Em poucos anos, antes da bolha do “mercado imobiliário”, já haviam estourado
as da bolsa de valores e a da alta tecnologia. Para manter à tona os bancos, o
Federal Reserve havia, então, abaixado drasticamente as taxas de juros. A
especulação então se deslocou para a venda de imóveis.
Como se vê, conforme
observou a revista inglesa, “não são apenas desafortunados tomadores de
empréstimos e aqueles no mercado de empréstimos subprime que sofrerão”. Eram
vários os ‘instrumentos’ usados pelos especuladores para manterem por mais
tempo a pirâmide em movimento, como as assim-chamadas Obrigações de Débito
Colateralizadas (CDOs, na sigla em inglês), em que uma dívida é dividida em
várias tranches, com supostos graus variados de risco. Muitos empréstimos
‘subprime’ acabaram virando CDOs. Em outras palavras, ninguém sabe ao certo
aonde começa um empréstimo e aonde fica o derivativo. “As ações da Moody’s,
agência de classificação de ‘risco’, e as da McGraw-Hill, que é dona da
Standard and Poor’s vem caindo desde fevereiro”, acrescenta a “Economist”.
A publicação registra,
ainda, que os “temores sobre a sorte dos bancos também irromperam nos mercados
de derivativos”. A Moody´s “recentemente apontou que o mercado CDS – no qual
os investidores pagam por proteção contra a falha das empresas em repagar seus
débitos – estava colocando a Goldman Sachs, Merryl Lynch e Morgan Stanley numa
classificação apenas dois níveis acima dos ‘junk’ (bonds lixo).” “Os mercados
de crédito, aos quais os bancos estão, naturalmente, expostos, vêm há muito
parecendo um acidente esperando para acontecer”.
FUNDAMENTOS
Porém, tudo isso ainda é
apenas uma parte da crise e da estagnação, e muita água vai rolar.

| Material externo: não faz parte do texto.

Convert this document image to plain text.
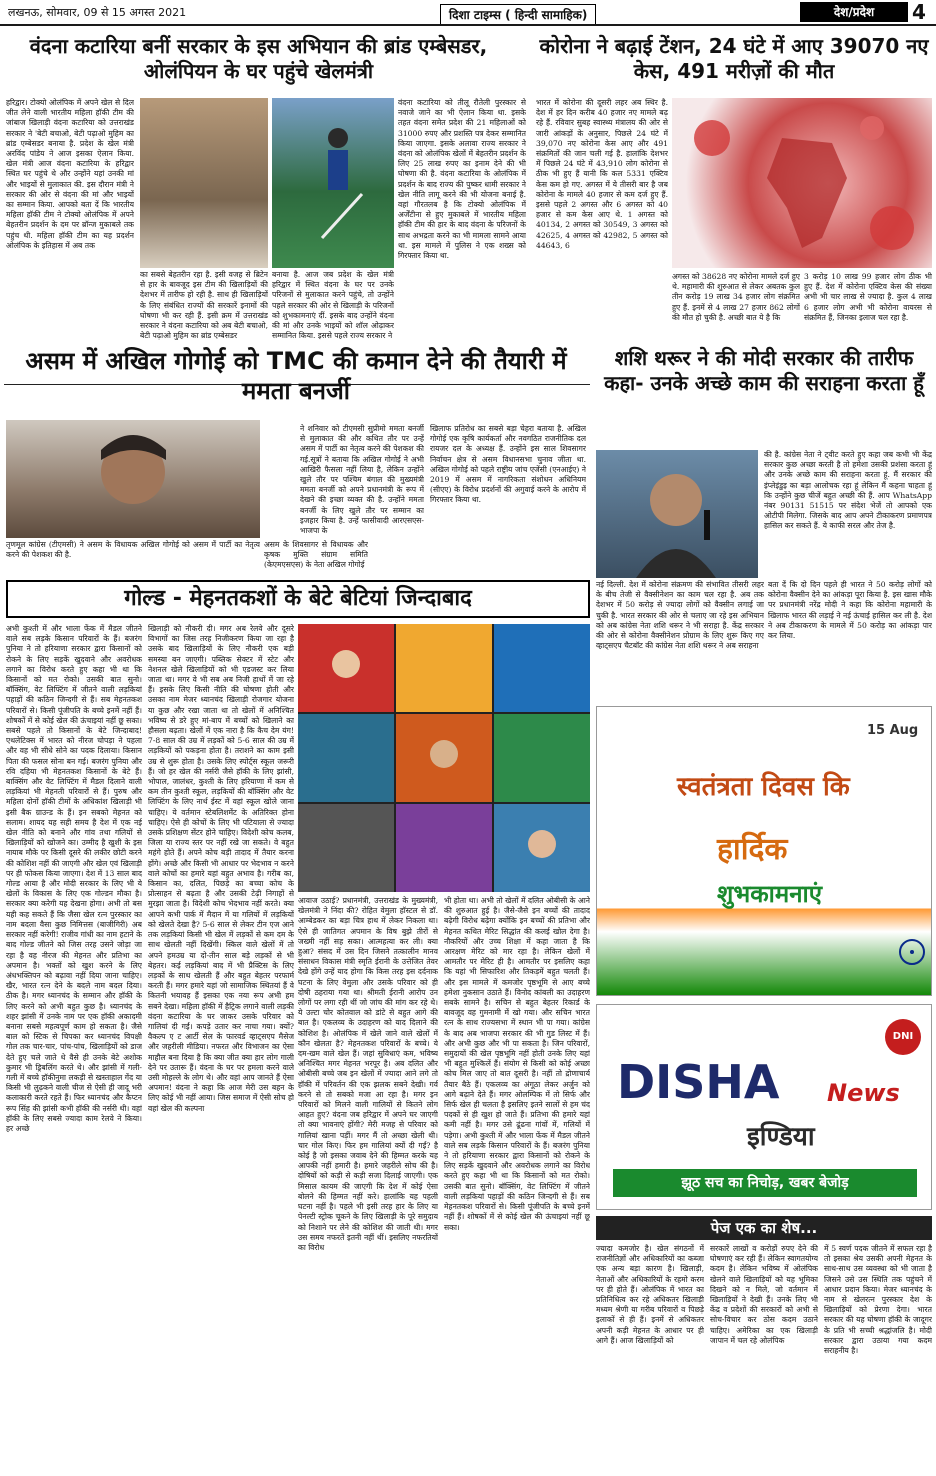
लखनऊ, सोमवार, 09 से 15 अगस्त 2021	दिशा टाइम्स ( हिन्दी सामाहिक)	देश/प्रदेश	4
वंदना कटारिया बनीं सरकार के इस अभियान की ब्रांड एम्बेसडर, ओलंपियन के घर पहुंचे खेलमंत्री
हरिद्वार। टोक्यो ओलंपिक में अपने खेल से दिल जीत लेने वाली भारतीय महिला हॉकी टीम की जांबाज खिलाड़ी वंदना कटारिया को उत्तराखंड सरकार ने 'बेटी बचाओ, बेटी पढ़ाओ मुहिम का ब्रांड एम्बेसडर बनाया है. प्रदेश के खेल मंत्री अरविंद पांडेय ने आज इसका ऐलान किया. खेल मंत्री आज वंदना कटारिया के हरिद्वार स्थित घर पहुंचे थे और उन्होंने यहां उनकी मां और भाइयों से मुलाकात की. इस दौरान मंत्री ने सरकार की ओर से वंदना की मां और भाइयों का सम्मान किया. आपको बता दें कि भारतीय महिला हॉकी टीम ने टोक्यो ओलंपिक में अपने बेहतरीन प्रदर्शन के दम पर ब्रॉन्ज मुकाबले तक पहुंच थी. महिला हॉकी टीम का यह प्रदर्शन ओलंपिक के इतिहास में अब तक
का सबसे बेहतरीन रहा है. इसी वजह से ब्रिटेन से हार के बावजूद इस टीम की खिलाड़ियों की देशभर में तारीफ हो रही है. साथ ही खिलाड़ियों के लिए संबंधित राज्यों की सरकारें इनामों की घोषणा भी कर रही हैं. इसी क्रम में उत्तराखंड सरकार ने वंदना कटारिया को अब बेटी बचाओ, बेटी पढ़ाओ मुहिम का ब्रांड एम्बेसडर
बनाया है. आज जब प्रदेश के खेल मंत्री हरिद्वार में स्थित वंदना के घर पर उनके परिजनों से मुलाकात करने पहुंचे, तो उन्होंने पहले सरकार की ओर से खिलाड़ी के परिजनों को शुभकामनाएं दीं. इसके बाद उन्होंने वंदना की मां और उनके भाइयों को शॉल ओढ़ाकर सम्मानित किया. इससे पहले राज्य सरकार ने
वंदना कटारिया को तीलू रौतेली पुरस्कार से नवाजे जाने का भी ऐलान किया था. इसके तहत वंदना समेत प्रदेश की 21 महिलाओं को 31000 रुपए और प्रशस्ति पत्र देकर सम्मानित किया जाएगा. इसके अलावा राज्य सरकार ने वंदना को ओलंपिक खेलों में बेहतरीन प्रदर्शन के लिए 25 लाख रुपए का इनाम देने की भी घोषणा की है. वंदना कटारिया के ओलंपिक में प्रदर्शन के बाद राज्य की पुष्कर धामी सरकार ने खेल नीति लागू करने की भी योजना बनाई है. वहां गौरतलब है कि टोक्यो ओलंपिक में अर्जेंटीना से हुए मुकाबले में भारतीय महिला हॉकी टीम की हार के बाद वंदना के परिजनों के साथ अभद्रता करने का भी मामला सामने आया था. इस मामले में पुलिस ने एक शख्स को गिरफ्तार किया था.
कोरोना ने बढ़ाई टेंशन, 24 घंटे में आए 39070 नए केस, 491 मरीज़ों की मौत
भारत में कोरोना की दूसरी लहर अब स्थिर है. देश में हर दिन करीब 40 हजार नए मामले बढ़ रहे हैं. रविवार सुबह स्वास्थ्य मंत्रालय की ओर से जारी आंकड़ों के अनुसार, पिछले 24 घंटे में 39,070 नए कोरोना केस आए और 491 संक्रमितों की जान चली गई है. हालांकि देशभर में पिछले 24 घंटे में 43,910 लोग कोरोना से ठीक भी हुए हैं यानी कि कल 5331 एक्टिव केस कम हो गए. अगस्त में ये तीसरी बार है जब कोरोना के मामले 40 हजार से कम दर्ज हुए हैं. इससे पहले 2 अगस्त और 6 अगस्त को 40 हजार से कम केस आए थे. 1 अगस्त को 40134, 2 अगस्त को 30549, 3 अगस्त को 42625, 4 अगस्त को 42982, 5 अगस्त को 44643, 6
अगस्त को 38628 नए कोरोना मामले दर्ज हुए थे. महामारी की शुरुआत से लेकर अबतक कुल तीन करोड़ 19 लाख 34 हजार लोग संक्रमित हुए हैं. इनमें से 4 लाख 27 हजार 862 लोगों की मौत हो चुकी है. अच्छी बात ये है कि
3 करोड़ 10 लाख 99 हजार लोग ठीक भी हुए हैं. देश में कोरोना एक्टिव केस की संख्या अभी भी चार लाख से ज्यादा है. कुल 4 लाख 6 हजार लोग अभी भी कोरोना वायरस से संक्रमित हैं, जिनका इलाज चल रहा है.
असम में अखिल गोगोई को TMC की कमान देने की तैयारी में ममता बनर्जी
तृणमूल कांग्रेस (टीएमसी) ने असम के विधायक अखिल गोगोई को असम में पार्टी का नेतृत्व करने की पेशकश की है.
असम के शिवसागर से विधायक और कृषक मुक्ति संग्राम समिति (केएमएसएस) के नेता अखिल गोगोई
ने शनिवार को टीएमसी सुप्रीमो ममता बनर्जी से मुलाकात की और कथित तौर पर उन्हें असम में पार्टी का नेतृत्व करने की पेशकश की गई.सूत्रों ने बताया कि अखिल गोगोई ने अभी आखिरी फैसला नहीं लिया है, लेकिन उन्होंने खुले तौर पर पश्चिम बंगाल की मुख्यमंत्री ममता बनर्जी को अपने प्रधानमंत्री के रूप में देखने की इच्छा व्यक्त की है. उन्होंने ममता बनर्जी के लिए खुले तौर पर सम्मान का इजहार किया है. उन्हें फासीवादी आरएसएस-भाजपा के
खिलाफ प्रतिरोध का सबसे बड़ा चेहरा बताया है. अखिल गोगोई एक कृषि कार्यकर्ता और नवगठित राजनीतिक दल रायजर दल के अध्यक्ष हैं. उन्होंने इस साल शिवसागर निर्वाचन क्षेत्र से असम विधानसभा चुनाव जीता था. अखिल गोगोई को पहले राष्ट्रीय जांच एजेंसी (एनआईए) ने 2019 में असम में नागरिकता संशोधन अधिनियम (सीएए) के विरोध प्रदर्शनों की अगुवाई करने के आरोप में गिरफ्तार किया था.
शशि थरूर ने की मोदी सरकार की तारीफ कहा- उनके अच्छे काम की सराहना करता हूँ
की है. कांग्रेस नेता ने ट्वीट करते हुए कहा जब कभी भी केंद्र सरकार कुछ अच्छा करती है तो हमेशा उसकी प्रशंसा करता हूं और उनके अच्छे काम की सराहना करता हूं. मैं सरकार की इंप्लेइंडुइ का बड़ा आलोचक रहा हूं लेकिन मैं कहना चाहता हूं कि उन्होंने कुछ चीजें बहुत अच्छी की हैं. आप WhatsApp नंबर 90131 51515 पर संदेश भेजें तो आपको एक ओटीपी मिलेगा. जिसके बाद आप अपने टीकाकरण प्रमाणपत्र हासिल कर सकते हैं. ये काफी सरल और तेज है.
नई दिल्ली. देश में कोरोना संक्रमण की संभावित तीसरी लहर के बीच तेजी से वैक्सीनेशन का काम चल रहा है. अब तक देशभर में 50 करोड़ से ज्यादा लोगों को वैक्सीन लगाई जा चुकी है. भारत सरकार की ओर से चलाए जा रहे इस अभियान को अब कांग्रेस नेता शशि थरूर ने भी सराहा है. केंद्र सरकार की ओर से कोरोना वैक्सीनेशन प्रोग्राम के लिए शुरू किए गए व्हाट्सएप चैटबॉट की कांग्रेस नेता शशि थरूर ने अब सराहना
बता दें कि दो दिन पहले ही भारत ने 50 करोड़ लोगों को कोरोना वैक्सीन देने का आंकड़ा पूरा किया है. इस खास मौके पर प्रधानमंत्री नरेंद्र मोदी ने कहा कि कोरोना महामारी के खिलाफ भारत की लड़ाई ने नई ऊंचाई हासिल कर ली है. देश ने अब टीकाकरण के मामले में 50 करोड़ का आंकड़ा पार कर लिया.
गोल्ड - मेहनतकशों के बेटे बेटियां जिन्दाबाद
अभी कुश्ती में और भाला फेंक में मैडल जीतने वाले सब लड़के किसान परिवारों के हैं। बजरंग पुनिया ने तो हरियाणा सरकार द्वारा किसानों को रोकने के लिए सड़कें खुदवाने और अवरोधक लगाने का विरोध करते हुए कहा भी था कि किसानों को मत रोको। उसकी बात सुनो। बॉक्सिंग, वेट लिफ्टिंग में जीतने वाली लड़कियां पहाड़ों की कठिन जिन्दगी से हैं। सब मेहनतकश परिवारों से। किसी पूंजीपति के बच्चे इनमें नहीं हैं। शोषकों में से कोई खेल की ऊंचाइयां नहीं छू सका। सबसे पहले तो किसानों के बेटे जिन्दाबाद! एथलेटिक्स में भारत को नीरज चोपड़ा ने पहला और वह भी सीधे सोने का पदक दिलाया। किसान पिता की फसल सोना बन गई। बजरंग पुनिया और रवि दहिया भी मेहनतकश किसानों के बेटे हैं। बाक्सिंग और वेट लिफ्टिंग में मैडल दिलाने वाली लड़कियां भी मेहनती परिवारों से हैं। पुरुष और महिला दोनों हॉकी टीमों के अधिकांश खिलाड़ी भी इसी बैक ग्राउन्ड के हैं। इन सबको मेहनत को सलाम। शायद यह सही समय है देश में एक नई खेल नीति को बनाने और गांव तथा गलियों से खिलाड़ियों को खोजने का। उम्मीद है खुशी के इस नायाब मौके पर किसी दूसरे की लकीर छोटी करने की कोशिश नहीं की जाएगी और खेल एवं खिलाड़ी पर ही फोकस किया जाएगा। देश में 13 साल बाद गोल्ड आया है और मोदी सरकार के लिए भी ये खेलों के विकास के लिए एक गोल्डन मौका है। सरकार क्या करेगी यह देखना होगा। अभी तो बस यही कह सकते हैं कि जैसा खेल रत्न पुरस्कार का नाम बदला वैसा कुछ निमित्तस (बाजीगिरी) अब सरकार नहीं करेगी! राजीव गांधी का नाम हटाने के बाद गोल्ड जीतने को जिस तरह उसने जोड़ा जा रहा है वह नीरज की मेहनत और प्रतिभा का अपमान है। भक्तों को खुश करने के लिए अंधभक्तिपन को बढ़ावा नहीं दिया जाना चाहिए। खैर, भारत रत्न देने के बदले नाम बदल दिया। ठीक है। मगर ध्यानचंद के सम्मान और हॉकी के लिए करने को अभी बहुत कुछ है। ध्यानचंद के शहर झांसी में उनके नाम पर एक हॉकी अकादमी बनाना सबसे महत्वपूर्ण काम हो सकता है। जैसे बाल को स्टिक से चिपका कर ध्यानचंद विपक्षी गोल तक चार-चार, पांच-पांच, खिलाड़ियों को डाज देते हुए चले जाते थे वैसे ही उनके बेटे अशोक कुमार भी ड्रिबलिंग करते थे। और झांसी में गली-गली में बच्चे हॉकीनुमा लकड़ी से खस्ताहाल गेंद या किसी भी लुढ़कने वाली चीज से ऐसी ही जादू भरी कलाकारी करते रहते हैं। फिर ध्यानचंद और कैप्टन रूप सिंह की झांसी कभी हॉकी की नर्सरी थी। वहां हॉकी के लिए सबसे ज्यादा काम रेलवे ने किया। हर अच्छे
खिलाड़ी को नौकरी दी। मगर अब रेलवे और दूसरे विभागों का जिस तरह निजीकरण किया जा रहा है उसके बाद खिलाड़ियों के लिए नौकरी एक बड़ी समस्या बन जाएगी। पब्लिक सेक्टर में स्टेट और नेशनल खेले खिलाड़ियों को भी एडजस्ट कर लिया जाता था। मगर वे भी सब अब निजी हाथों में जा रहे हैं। इसके लिए किसी नीति की घोषणा होती और उसका नाम मेजर ध्यानचंद खिलाड़ी रोजगार योजना या कुछ और रखा जाता था तो खेलों में अनिश्चित भविष्य से डरे हुए मां-बाप में बच्चों को खिलाने का हौसला बढ़ता। खेलों में एक नारा है कि कैच देम यंग! 7-8 साल की उम्र में लड़कों को 5-6 साल की उम्र में लड़कियों को पकड़ना होता है। तराशने का काम इसी उम्र से शुरू होता है। उसके लिए स्पोर्ट्स स्कूल जरूरी हैं। जो हर खेल की नर्सरी जैसे हॉकी के लिए झांसी, भोपाल, जालंधर, कुश्ती के लिए हरियाणा में कम से कम तीन कुश्ती स्कूल, लड़कियों की बॉक्सिंग और वेट लिफ्टिंग के लिए नार्थ ईस्ट में वहां स्कूल खोले जाना चाहिए। ये वर्तमान स्टेबलिशमेंट के अतिरिक्त होना चाहिए। ऐसे ही कोचों के लिए भी पटियाला से ज्यादा उसके प्रशिक्षण सेंटर होने चाहिए। विदेशी कोच कलब, जिला या राज्य स्तर पर नहीं रखे जा सकते। वे बहुत महंगे होते हैं। अपने कोच बड़ी तादाद में तैयार करना होंगे। अच्छे और किसी भी आधार पर भेदभाव न करने वाले कोचों का हमारे यहां बहुत अभाव है। गरीब का, किसान का, दलित, पिछड़े का बच्चा कोच के प्रोत्साहन से बढ़ता है और उसकी टेढ़ी निगाहों से मुरझा जाता है। विदेशी कोच भेदभाव नहीं करते। क्या आपने कभी पार्क में मैदान में या गलियों में लड़कियों को खेलते देखा है? 5-6 साल से लेकर टीन एज आने तक लड़कियां किसी भी खेल में लड़कों से कम दम के साथ खेलती नहीं दिखेंगी। स्किल वाले खेलों में तो अपने हमउम्र या दो-तीन साल बड़े लड़कों से भी बेहतर। कई लड़कियां बाद में भी प्रैक्टिस के लिए लड़कों के साथ खेलती हैं और बहुत बेहतर परफार्म करती हैं। मगर हमारे यहां जो सामाजिक स्थितयां हैं वे कितनी भयावह हैं इसका एक नया रूप अभी हम सबने देखा। महिला हॉकी में हैट्रिक लगाने वाली लड़की वंदना कटारिया के घर जाकर उसके परिवार को गालियां दी गईं। कपड़े उतार कर नाचा गया। क्यों? वैकल्प ए ट आर्टी सेल के फारवर्ड व्हाट्सएप मैसेज और जहरीली मीडिया। नफरत और विभाजन का ऐसा माहौल बना दिया है कि क्या जीत क्या हार लोग गाली देने पर उतारू हैं। वंदना के घर पर हमला करने वाले उसी मोहल्ले के लोग थे। और वहां आप जानते हैं ऐसा अपमान! वंदना ने कहा कि आज मेरी उस बहन के लिए कोई भी नहीं आया। जिस समाज में ऐसी सोच हो वहां खेल की कल्पना
आवाज उठाई? प्रधानमंत्री, उत्तराखंड के मुख्यमंत्री, खेलमंत्री ने निंदा की? रोहित वेमुला हॉस्टल से डॉ. आम्बेडकर का बड़ा चित्र हाथ में लेकर निकला था। ऐसे ही जातिगत अपमान के विष बुझे तीरों से जख्मी नहीं सह सका। आत्महत्या कर ली। क्या हुआ? संसद में उस दिन जिसने तत्कालीन मानव संसाधन विकास मंत्री स्मृति ईरानी के उत्तेजित तेवर देखे होंगे उन्हें याद होगा कि किस तरह इस दर्दनाक घटना के लिए वेमुला और उसके परिवार को ही दोषी ठहराया गया था। श्रीमती ईरानी आरोप उन लोगों पर लगा रही थीं जो जांच की मांग कर रहे थे। ये उल्टा चोर कोतवाल को डांटे से बहुत आगे की बात है। एकलव्य के उदाहरण को याद दिलाने की कोशिश है। ओलंपिक में खेले जाने वाले खेलों में कौन खेलता है? मेहनतकश परिवारों के बच्चे। ये दम-खम वाले खेल हैं। जहां सुविधाएं कम, भविष्य अनिश्चित मगर मेहनत भरपूर है। अब दलित और ओबीसी बच्चे जब इन खेलों में ज्यादा आने लगे तो हॉकी में परिवर्तन की एक झलक सबने देखी। गर्व करने से तो सबको मजा आ रहा है। मगर इन परिवारों को मिलने वाली गालियों से कितने लोग आहत हुए? वंदना जब हरिद्वार में अपने घर जाएगी तो क्या भावनाएं होंगी? मेरी मजह से परिवार को गालियां खाना पड़ीं। मगर मैं तो अच्छा खेली थी। चार गोल किए। फिर हम गालियां क्यों दी गईं? है कोई है जो इसका जवाब देने की हिम्मत करके यह आपकी नहीं हमारी है। हमारे जहरीले सोच की है। दोषियों को कड़ी से कड़ी सजा दिलाई जाएगी। एक मिसाल कायम की जाएगी कि देश में कोई ऐसा बोलने की हिम्मत नहीं करे। हालांकि यह पहली घटना नहीं है। पहले भी इसी तरह हार के लिए या पेनल्टी स्ट्रोक चूकने के लिए खिलाड़ी के पूरे समुदाय को निशाने पर लेने की कोशिश की जाती थी। मगर उस समय नफरतें इतनी नहीं थीं। इसलिए नफरतियों का विरोध
भी होता था। अभी तो खेलों में दलित ओबीसी के आने की शुरुआत हुई है। जैसे-जैसे इन बच्चों की तादाद बढ़ेगी विरोध बढ़ेगा क्योंकि इन बच्चों की प्रतिभा और मेहनत कथित मेरिट सिद्धांत की कलई खोल देगा है। नौकरियों और उच्च शिक्षा में कहा जाता है कि आरक्षण मेरिट को मार रहा है। लेकिन खेलों में आमतौर पर मेरिट ही है। आमतौर पर इसलिए कहा कि यहां भी सिफारिश और तिकड़में बहुत चलती हैं। और इस मामले में कमजोर पृष्ठभूमि से आए बच्चे हमेशा नुकसान उठाते हैं। विनोद कांबली का उदाहरण सबके सामने है। सचिन से बहुत बेहतर रिकार्ड के बावजूद वह गुमनामी में खो गया। और सचिन भारत रत्न के साथ राज्यसभा में स्थान भी पा गया। कांग्रेस के बाद अब भाजपा सरकार की भी गुड लिस्ट में हैं। और अभी कुछ और भी पा सकता है। जिन परिवारों, समुदायों की खेल पृष्ठभूमि नहीं होती उनके लिए यहां भी बहुत मुश्किलें हैं। संयोग से किसी को कोई अच्छा कोच मिल जाए तो बात दूसरी है। नहीं तो द्रोणाचार्य तैयार बैठे हैं। एकलव्य का अंगूठा लेकर अर्जुन को आगे बढ़ाने देते हैं। मगर ओलम्पिक में तो सिर्फ और सिर्फ खेल ही चलता है इसलिए इतने सालों से हम चंद पदकों से ही खुश हो जाते हैं। प्रतिभा की हमारे यहां कमी नहीं है। मगर उसे ढूंढना गांवों में, गलियों में पड़ेगा। अभी कुश्ती में और भाला फेंक में मैडल जीतने वाले सब लड़के किसान परिवारों के हैं। बजरंग पुनिया ने तो हरियाणा सरकार द्वारा किसानों को रोकने के लिए सड़कें खुदवाने और अवरोधक लगाने का विरोध करते हुए कहा भी था कि किसानों को मत रोको। उसकी बात सुनो। बॉक्सिंग, वेट लिफ्टिंग में जीतने वाली लड़कियां पहाड़ों की कठिन जिन्दगी से हैं। सब मेहनतकश परिवारों से। किसी पूंजीपति के बच्चे इनमें नहीं हैं। शोषकों में से कोई खेल की ऊंचाइयां नहीं छू सका।
15 Aug
स्वतंत्रता दिवस कि
हार्दिक
शुभकामनाएं
DISHA News
DNI
इण्डिया
झूठ सच का निचोड़, खबर बेजोड़
पेज एक का शेष...
ज्यादा कमजोर है। खेल संगठनों में राजनीतिज्ञों और अधिकारियों का कब्जा एक अन्य बड़ा कारण है। खिलाड़ी, नेताओं और अधिकारियों के रहमो करम पर ही होते हैं। ओलंपिक में भारत का प्रतिनिधित्व कर रहे अधिकतर खिलाड़ी मध्यम श्रेणी या गरीब परिवारों व पिछड़े इलाकों से ही हैं। इनमें से अधिकतर अपनी कड़ी मेहनत के आधार पर ही आगे हैं। आज खिलाड़ियों को
सरकारें लाखों व करोड़ों रुपए देने की घोषणाएं कर रही हैं। लेकिन स्वागतयोग्य कदम है। लेकिन भविष्य में ओलंपिक खेलने वाले खिलाड़ियों को यह भूमिका दिखने को न मिले, जो वर्तमान में खिलाड़ियों ने देखी हैं। उनके लिए भी केंद्र व प्रदेशों की सरकारों को अभी से सोच-विचार कर ठोस कदम उठाने चाहिए। अमेरिका का एक खिलाड़ी जापान में चल रहे ओलंपिक
में 5 स्वर्ण पदक जीतने में सफल रहा है तो इसका श्रेय उसकी अपनी मेहनत के साथ-साथ उस व्यवस्था को भी जाता है जिसने उसे उस स्थिति तक पहुंचने में आधार प्रदान किया। मेजर ध्यानचंद के नाम से खेलरत्न पुरस्कार देश के खिलाड़ियों को प्रेरणा देगा। भारत सरकार की यह घोषणा हॉकी के जादूगर के प्रति भी सच्ची श्रद्धांजलि है। मोदी सरकार द्वारा उठाया गया कदम सराहनीय है।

Curiosamente, ninguém fala “nos fundamentos” – aquela expressãozinha calhorda
que os neoliberais e os panacas em geral gostam de tanto de usar, desde que
não seja em relação à economia dos EUA. Afinal, e os “fundamentos”? Os de
maiores devedores do mundo? A desindustrialização e perda de espaço? A
economia de cassino? A poupança próxima de zero? Ou serão os gigantescos
déficits gêmeos – fiscal e transações correntes – cevados por Bush?